Halk aşksızsa; sokaklar banka dükkanları ile doludur
Ekonomi; insan ihtiyaçlarını karşılamada yapılan faaliyetler bütünü ise eğer, bu bizi çok ilgilendiren insani durumdur ve herkesi bir biçimde etkiler
TVdeki programın konukları, ünlü ekonomistlerdi. Dünya ve Türkiye ekonomisi üzerine önemli veriler paylaşıldı. Dünyada yılda 75-80 trilyon dolarlık bir ekonomik faaliyet oluşmaktaymış ve bunu 7.5 milyar dünya vatandaşına böldüğünüzde ortaya, kişi başına 10 bin dolar düşmekteymiş. Fakat bu 10 bin dolardan herkes eşit biçimde faydalanamıyor. Bunun nedeni de zengin ülkeler yurttaşlarının daha fazla pay almalarında yatıyor. Öyle ki ABD dünya nüfusundan aldığı % 4 lük paya karşın, dünya ekonomisinin % 21 kontrol etmekte ve liderliği üstlenmekte. Türkiye olarak bizim dünyadan aldığımız pay sadece % 1 oranında ve bu oran daralma eğilimi göstermekte.

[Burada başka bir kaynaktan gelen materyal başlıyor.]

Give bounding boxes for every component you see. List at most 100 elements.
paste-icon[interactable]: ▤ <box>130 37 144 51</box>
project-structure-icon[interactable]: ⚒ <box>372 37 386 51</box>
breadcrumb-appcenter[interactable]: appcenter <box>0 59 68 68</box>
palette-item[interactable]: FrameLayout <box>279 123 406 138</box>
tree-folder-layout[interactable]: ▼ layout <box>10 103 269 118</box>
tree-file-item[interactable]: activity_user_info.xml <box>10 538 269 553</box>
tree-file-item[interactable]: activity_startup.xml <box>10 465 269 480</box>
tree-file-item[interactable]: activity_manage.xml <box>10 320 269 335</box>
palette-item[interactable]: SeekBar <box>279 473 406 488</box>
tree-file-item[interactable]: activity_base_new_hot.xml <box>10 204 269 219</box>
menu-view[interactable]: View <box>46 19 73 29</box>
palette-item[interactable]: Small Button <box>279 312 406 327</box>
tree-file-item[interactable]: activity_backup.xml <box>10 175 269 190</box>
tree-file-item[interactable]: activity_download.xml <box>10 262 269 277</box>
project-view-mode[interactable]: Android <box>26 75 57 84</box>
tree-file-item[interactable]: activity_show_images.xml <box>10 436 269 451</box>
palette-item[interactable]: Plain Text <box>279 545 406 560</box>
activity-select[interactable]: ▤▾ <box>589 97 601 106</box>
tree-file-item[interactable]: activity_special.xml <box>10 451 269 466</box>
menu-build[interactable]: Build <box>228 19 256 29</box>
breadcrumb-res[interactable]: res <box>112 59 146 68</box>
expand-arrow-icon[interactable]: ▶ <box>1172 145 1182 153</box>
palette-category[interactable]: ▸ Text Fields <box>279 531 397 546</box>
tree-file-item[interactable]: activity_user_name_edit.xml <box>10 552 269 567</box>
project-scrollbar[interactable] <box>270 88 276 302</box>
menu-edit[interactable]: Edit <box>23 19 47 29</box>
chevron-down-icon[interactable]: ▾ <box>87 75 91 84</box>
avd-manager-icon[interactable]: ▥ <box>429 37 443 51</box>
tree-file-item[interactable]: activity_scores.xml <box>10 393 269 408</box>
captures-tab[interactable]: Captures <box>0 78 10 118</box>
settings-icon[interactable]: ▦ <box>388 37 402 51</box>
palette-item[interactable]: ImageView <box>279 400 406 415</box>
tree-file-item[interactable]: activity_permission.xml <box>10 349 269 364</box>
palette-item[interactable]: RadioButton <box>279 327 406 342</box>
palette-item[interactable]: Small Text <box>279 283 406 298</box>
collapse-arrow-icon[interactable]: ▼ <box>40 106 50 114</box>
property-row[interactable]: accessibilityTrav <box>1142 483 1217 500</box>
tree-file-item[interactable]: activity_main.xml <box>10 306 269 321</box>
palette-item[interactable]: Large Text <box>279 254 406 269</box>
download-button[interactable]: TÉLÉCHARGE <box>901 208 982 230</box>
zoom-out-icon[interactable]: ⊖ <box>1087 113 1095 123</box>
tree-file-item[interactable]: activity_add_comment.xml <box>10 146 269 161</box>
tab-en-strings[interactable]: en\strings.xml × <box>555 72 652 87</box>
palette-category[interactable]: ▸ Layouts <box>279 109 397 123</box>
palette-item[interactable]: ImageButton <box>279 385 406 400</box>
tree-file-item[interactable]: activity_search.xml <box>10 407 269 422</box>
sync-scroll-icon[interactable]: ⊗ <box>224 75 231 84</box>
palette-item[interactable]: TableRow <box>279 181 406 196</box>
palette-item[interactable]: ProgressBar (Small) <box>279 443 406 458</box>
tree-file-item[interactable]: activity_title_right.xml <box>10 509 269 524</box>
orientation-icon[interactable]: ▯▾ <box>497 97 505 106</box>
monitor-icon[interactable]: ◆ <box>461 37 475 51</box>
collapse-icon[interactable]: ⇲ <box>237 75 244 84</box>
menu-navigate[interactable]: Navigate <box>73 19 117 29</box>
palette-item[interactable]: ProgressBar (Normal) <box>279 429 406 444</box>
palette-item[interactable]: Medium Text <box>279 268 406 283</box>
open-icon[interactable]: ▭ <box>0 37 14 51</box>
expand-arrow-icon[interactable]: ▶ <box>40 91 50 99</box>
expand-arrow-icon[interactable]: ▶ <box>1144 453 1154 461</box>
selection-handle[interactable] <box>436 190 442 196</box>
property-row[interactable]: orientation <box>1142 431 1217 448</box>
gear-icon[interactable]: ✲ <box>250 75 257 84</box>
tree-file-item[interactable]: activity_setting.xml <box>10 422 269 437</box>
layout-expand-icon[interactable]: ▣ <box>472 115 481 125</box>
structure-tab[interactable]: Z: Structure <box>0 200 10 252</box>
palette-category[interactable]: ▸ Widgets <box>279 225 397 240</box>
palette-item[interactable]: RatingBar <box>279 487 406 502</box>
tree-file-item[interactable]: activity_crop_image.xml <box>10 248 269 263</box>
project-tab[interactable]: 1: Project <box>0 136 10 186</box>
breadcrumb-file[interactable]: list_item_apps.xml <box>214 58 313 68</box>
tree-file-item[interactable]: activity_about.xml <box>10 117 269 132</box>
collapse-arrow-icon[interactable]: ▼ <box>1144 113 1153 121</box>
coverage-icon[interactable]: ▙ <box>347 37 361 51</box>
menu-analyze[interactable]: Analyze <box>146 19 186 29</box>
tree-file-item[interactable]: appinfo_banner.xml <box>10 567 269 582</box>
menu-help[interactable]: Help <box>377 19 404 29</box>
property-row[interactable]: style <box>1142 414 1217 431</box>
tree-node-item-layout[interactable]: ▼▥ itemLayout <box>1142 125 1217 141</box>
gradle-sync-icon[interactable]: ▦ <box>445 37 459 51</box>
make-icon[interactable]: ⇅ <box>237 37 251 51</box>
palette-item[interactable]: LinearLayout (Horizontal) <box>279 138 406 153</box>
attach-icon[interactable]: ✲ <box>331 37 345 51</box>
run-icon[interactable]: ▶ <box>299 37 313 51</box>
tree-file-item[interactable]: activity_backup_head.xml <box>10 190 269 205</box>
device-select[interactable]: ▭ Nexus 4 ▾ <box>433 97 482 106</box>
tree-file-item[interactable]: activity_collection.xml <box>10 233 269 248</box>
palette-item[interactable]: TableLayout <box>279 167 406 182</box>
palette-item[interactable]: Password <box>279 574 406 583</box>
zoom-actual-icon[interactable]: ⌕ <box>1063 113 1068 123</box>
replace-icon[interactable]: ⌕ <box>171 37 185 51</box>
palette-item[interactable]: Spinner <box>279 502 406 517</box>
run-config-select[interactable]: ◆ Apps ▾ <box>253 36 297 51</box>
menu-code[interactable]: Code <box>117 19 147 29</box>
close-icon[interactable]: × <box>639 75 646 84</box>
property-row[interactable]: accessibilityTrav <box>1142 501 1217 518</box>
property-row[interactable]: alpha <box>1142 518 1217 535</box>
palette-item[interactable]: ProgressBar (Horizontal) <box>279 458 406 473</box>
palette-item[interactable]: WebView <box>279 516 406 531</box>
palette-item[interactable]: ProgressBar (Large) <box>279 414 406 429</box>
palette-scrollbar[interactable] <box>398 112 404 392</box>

Eski hazine müsteşarı açıkladı. 2017 yılı çetin geçecekmiş. Bizleri zor bir yıl bekliyormuş. Aksi söylense şaşardım doğrusu. Dünya ekonomisinin ana karakterini, borçlanma ve belirsizlik oluşturmakta. Bu sanki bir kısır döngü. Borçlanma ve belirsizlik; diğer adı, güçlü zenginlere sürekli bir kaynak transferi Ve sonuçta oluşan adaletsiz gelir dağılımı. Demek ki belirsizlik ve kriz ortamları birilerinin işine yarıyor.
Ekonomi dinamiktir, akan veriler önemlidir. Adeta nabız atışı gibidir bu, mikrodan makroya, haneden, şirketlere ve devletlere kadar uzanan Ekonomik göstergeleri takip etmenin türlü yöntemleri vardır. Mesela banka şubeleri, anında olan biteni yansıtır. Ya da iyi, yaygın bir bayilik sistemi, size an be an yeni veriler sunar. Veya vergi daireleri aracılığıyla birçok bilgiye ulaşırsınız. Bunlar ekonomik durumu analiz edebilmekte bildik araçlar olabilir. Ancak vatandaşın ekonomik durumunu inceleyen, yeni ve ilginç bir yöntem geliştirilmiş.
Gazeteci Umut Yiğitin uzmanlığı çöp sosyolojisi. Şimdi nereden çıktı bu diyenler olacaktır. Çöpün ekonomisi olabildiği gibi pekala çöp sosyolojisi de olur. Yiğit; çöpleri karıştırmaya başladı, amacı tüm Türkiyenin çöp haritasını çıkartmak. Ona göre çöpün bir dili var. İnsan kamusal hayatını kurgulayarak manipüle edebilir ama çöpü, gerçekte kim olduğunu ele verecektir diyor. Gelir seviyesi ile birlikte çöp de değişiyor. Mahalleden mahalleye, semtten semte atıklar, o bölge insanının ekonomisine sanki bir ayna tutuyor.
Çöp deyip geçmemek lazım. Çöp toplamak, ayrıştırmak ve geri dönüşüme sokmak ciddi bir ekonomik faaliyettir ve günden güne ivme kazanmaktadır. Mikrodan makroya ekonomi dedik ve yukarıdaki makro rakamlardan sonra, şimdi bir de gazeteci arkadaşımızın ulaştığı rakamlara yer verelim:
Türkiyede yılda 1.4 milyar tl değerinde ekmeği çöpe atıyor.
Bir gün içinde çöpe giden ekmek sayısı 4.9 milyon adet.
Dünyada günde üretilen çöp miktarı 3.5 milyon ton.
Sadece İstanbulda bir kişi, bir gün içinde 1kg çöp üretiyor.
Galiba bu gidişle eskinin Er olan ekmeğini taştan çıkartır sözü, evirilerek Er olan ekmeğini çöpten çıkartır a dönüşecek.